Assistant Attorney General Thomas J. Perelli speaks to guests in the Department of Justice's Great Hall as Francesco Isgrò, John A. DiCicco, John J. LaCorte, Jr. and Hon. Francis M. Allegra look on.
In a ceremony at the Department of Justice today, members of Washington, D.C.'s Italian American community gathered to commemorate the life and work of Charles J. Bonaparte, the 46th Attorney General of the United States and the founder of the Federal Bureau of Investigation (FBI).

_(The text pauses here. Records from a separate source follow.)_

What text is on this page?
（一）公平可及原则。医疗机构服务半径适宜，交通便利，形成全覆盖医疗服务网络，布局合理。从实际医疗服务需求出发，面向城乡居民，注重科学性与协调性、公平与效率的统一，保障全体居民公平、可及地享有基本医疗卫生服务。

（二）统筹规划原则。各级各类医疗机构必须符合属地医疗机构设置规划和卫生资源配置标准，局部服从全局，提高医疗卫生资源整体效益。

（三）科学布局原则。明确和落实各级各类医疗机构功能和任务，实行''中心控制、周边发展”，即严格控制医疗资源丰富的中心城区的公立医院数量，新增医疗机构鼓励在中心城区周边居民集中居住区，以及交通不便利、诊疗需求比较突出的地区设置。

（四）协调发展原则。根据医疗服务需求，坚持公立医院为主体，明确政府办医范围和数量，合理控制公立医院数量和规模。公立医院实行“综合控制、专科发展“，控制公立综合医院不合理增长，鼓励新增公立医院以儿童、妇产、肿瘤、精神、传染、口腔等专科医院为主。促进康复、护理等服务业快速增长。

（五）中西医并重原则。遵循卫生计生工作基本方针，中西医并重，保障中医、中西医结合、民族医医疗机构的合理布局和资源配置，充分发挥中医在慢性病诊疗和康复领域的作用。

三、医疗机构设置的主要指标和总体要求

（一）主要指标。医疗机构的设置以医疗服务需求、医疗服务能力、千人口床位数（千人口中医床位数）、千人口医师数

For the 50th year in a row, distinguished guests from the Department of Justice, the New York-based Italian Historical Society of America and others gathered to honor Bonaparte. Born in 1851, Bonaparte's grandfather was Jerome Bonaparte, the younger brother of Napoleon.

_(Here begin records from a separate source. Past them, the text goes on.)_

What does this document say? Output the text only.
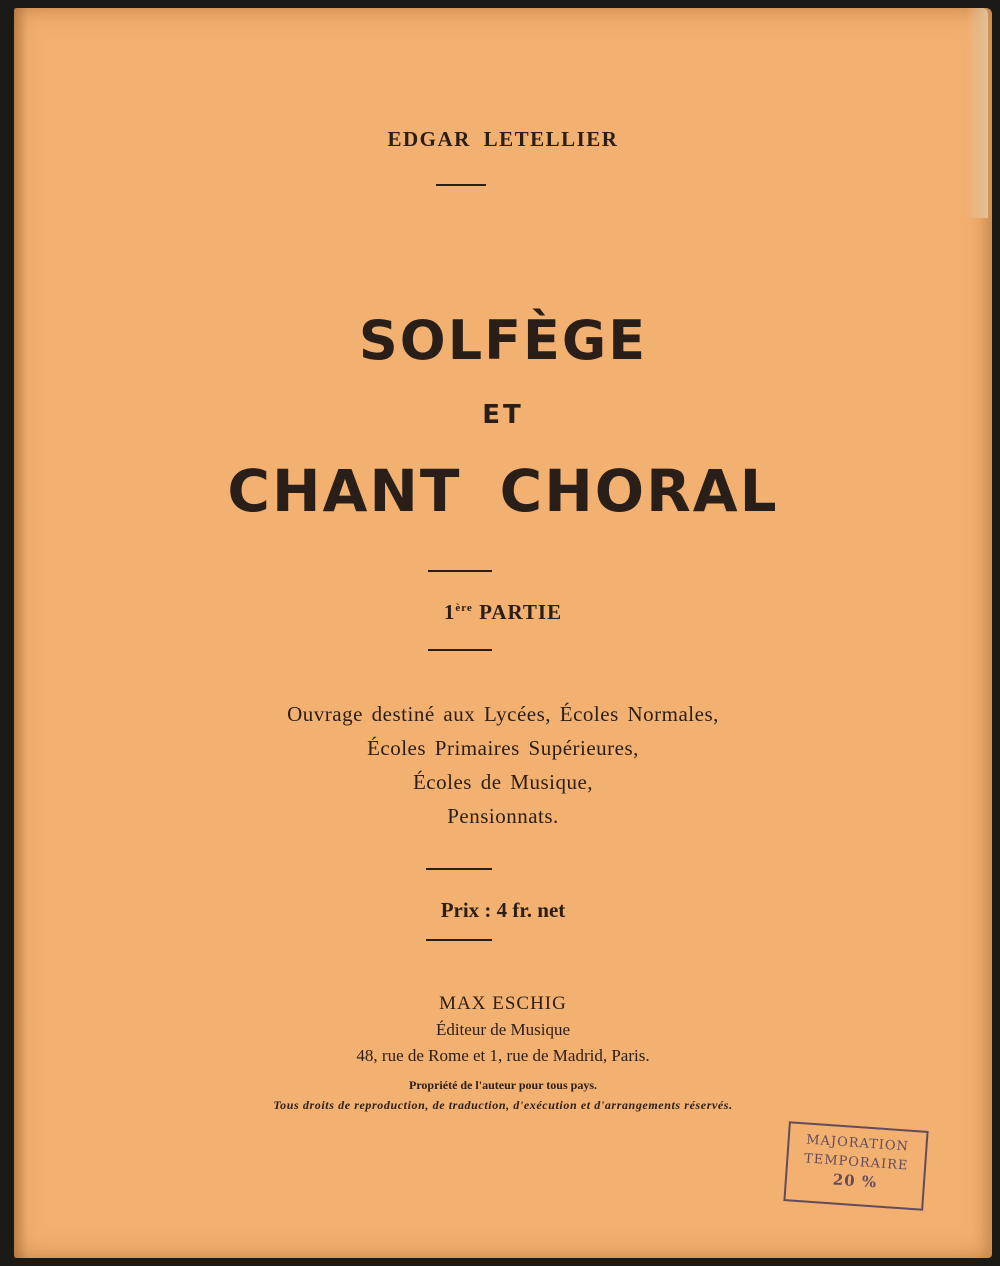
EDGAR LETELLIER
SOLFÈGE
ET
CHANT CHORAL
1ère PARTIE
Ouvrage destiné aux Lycées, Écoles Normales,
Écoles Primaires Supérieures,
Écoles de Musique,
Pensionnats.
Prix : 4 fr. net
MAX ESCHIG
Éditeur de Musique
48, rue de Rome et 1, rue de Madrid, Paris.
Propriété de l'auteur pour tous pays.
Tous droits de reproduction, de traduction, d'exécution et d'arrangements réservés.
MAJORATION
TEMPORAIRE
20 %
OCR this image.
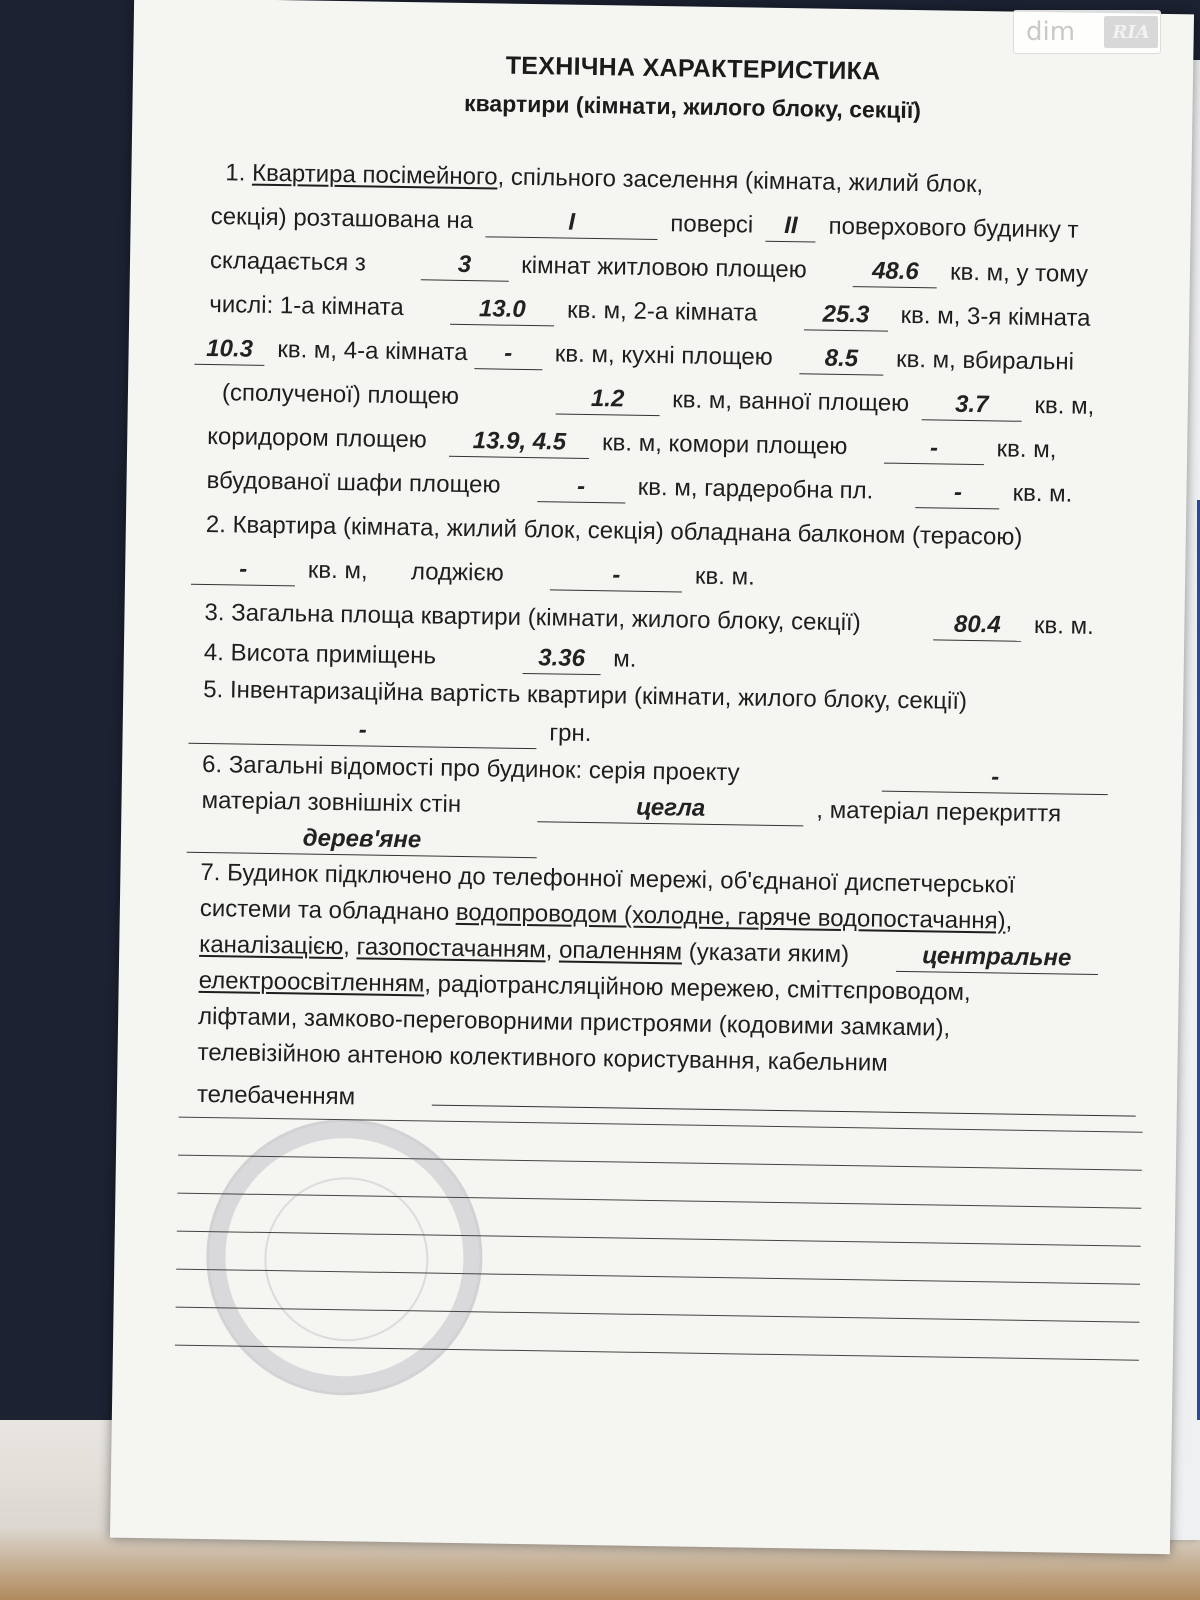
ТЕХНІЧНА ХАРАКТЕРИСТИКА
квартири (кімнати, жилого блоку, секції)
1. Квартира посімейного, спільного заселення (кімната, жилий блок,
секція) розташована на	I	поверсі II поверхового будинку т
складається з	3 кімнат житловою площею	48.6 кв. м, у тому
числі: 1-а кімната	13.0 кв. м, 2-а кімната	25.3 кв. м, 3-я кімната
10.3 кв. м, 4-а кімната - кв. м, кухні площею 8.5 кв. м, вбиральні
(сполученої) площею	1.2 кв. м, ванної площею 3.7 кв. м,
коридором площею 13.9, 4.5 кв. м, комори площею	- кв. м,
вбудованої шафи площею	- кв. м, гардеробна пл.	- кв. м.
2. Квартира (кімната, жилий блок, секція) обладнана балконом (терасою)
-	кв. м, лоджією	-	кв. м.
3. Загальна площа квартири (кімнати, жилого блоку, секції)	80.4 кв. м.
4. Висота приміщень	3.36 м.
5. Інвентаризаційна вартість квартири (кімнати, жилого блоку, секції)
-	грн.
6. Загальні відомості про будинок: серія проекту	-
матеріал зовнішніх стін	цегла	, матеріал перекриття
дерев'яне
7. Будинок підключено до телефонної мережі, об'єднаної диспетчерської
системи та обладнано водопроводом (холодне, гаряче водопостачання),
каналізацією, газопостачанням, опаленням (указати яким)	центральне
електроосвітленням, радіотрансляційною мережею, сміттєпроводом,
ліфтами, замково-переговорними пристроями (кодовими замками),
телевізійною антеною колективного користування, кабельним
телебаченням
dim	RIA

A portrait of Charles J. Bonaparte stands on display in the Great Hall at the Department of Justice.
In 1908 Bonaparte, a resident of Baltimore, became the 46th Attorney General of the United States. He soon discovered that he was hampered in carrying out President Theodore Roosevelt's "trust busting" policies due to the lack of a permanent investigative staff. On July 28, Bonaparte issued the order that made his special investigative unit a permanent subdivision of the Department of Justice. In 1935, what began as a 23-man force led by Bonaparte was renamed the FBI.
Speaking at the event, Associate Attorney General Thomas J. Perrelli described Bonaparte as "a bold man and a brilliant lawyer who dedicated his life to serving his country." He noted that today's Department of Justice priorities, including ending corruption on Wall Street and the department's new Access to Justice Division, are very much in line with Bonaparte's vision and work. "I think Bonaparte would feel very rewarded by what we're doing today," he noted. "...We are in many ways following his example."

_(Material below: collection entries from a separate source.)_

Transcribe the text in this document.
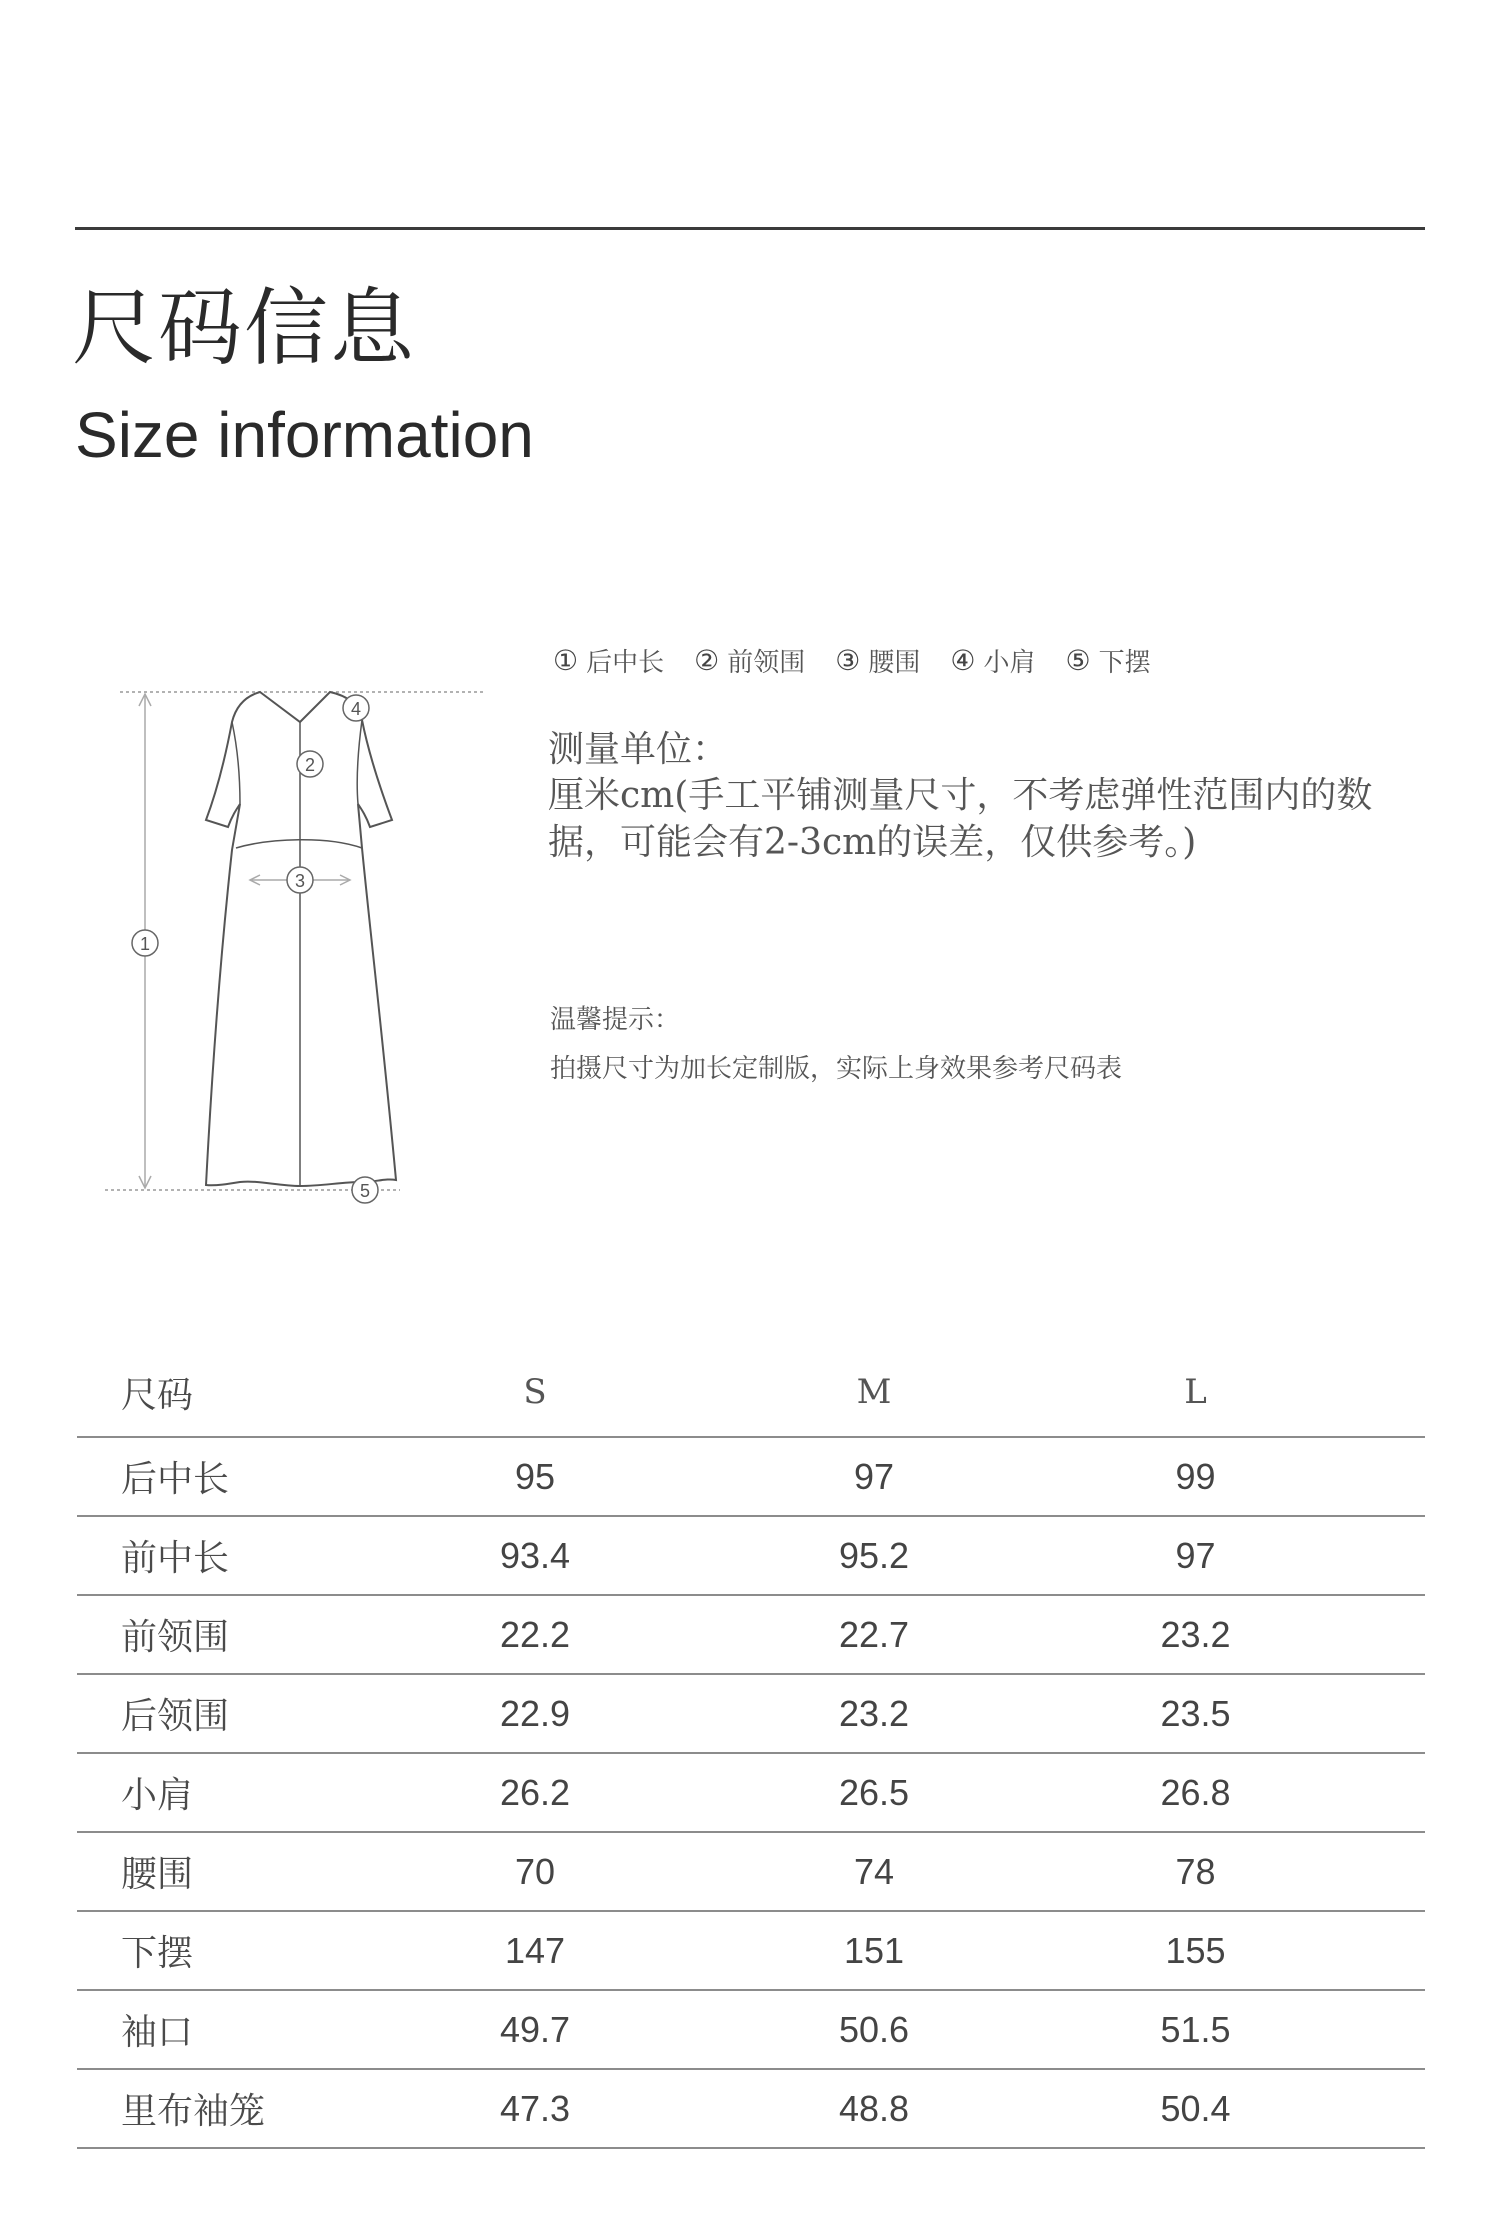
尺码信息
Size information
1
2
3
4
5
① 后中长 ② 前领围 ③ 腰围 ④ 小肩 ⑤ 下摆
测量单位：
厘米cm(手工平铺测量尺寸，不考虑弹性范围内的数据，可能会有2-3cm的误差，仅供参考。)
温馨提示：
拍摄尺寸为加长定制版，实际上身效果参考尺码表
尺码	S	M	L
后中长	95	97	99
前中长	93.4	95.2	97
前领围	22.2	22.7	23.2
后领围	22.9	23.2	23.5
小肩	26.2	26.5	26.8
腰围	70	74	78
下摆	147	151	155
袖口	49.7	50.6	51.5
里布袖笼	47.3	48.8	50.4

Cristiano Maggipinto, the Embassy of Italy's First Counselor for Social & Consular Affairs, also spoke at the event, noting that despite the Bonaparte family's original French roots, their descendant's actions were characteristically Italian.
"The interest of the Bonaparte family in law and the administration of justice was a trait they derived from [Romans]," Maggipinto told the more than 100 guests gathered for the event, noting that the Napoleonic Code was basically an adaptation of Roman law. "Charles J. Bonaparte was very Italian from this point of view," he added with a smile.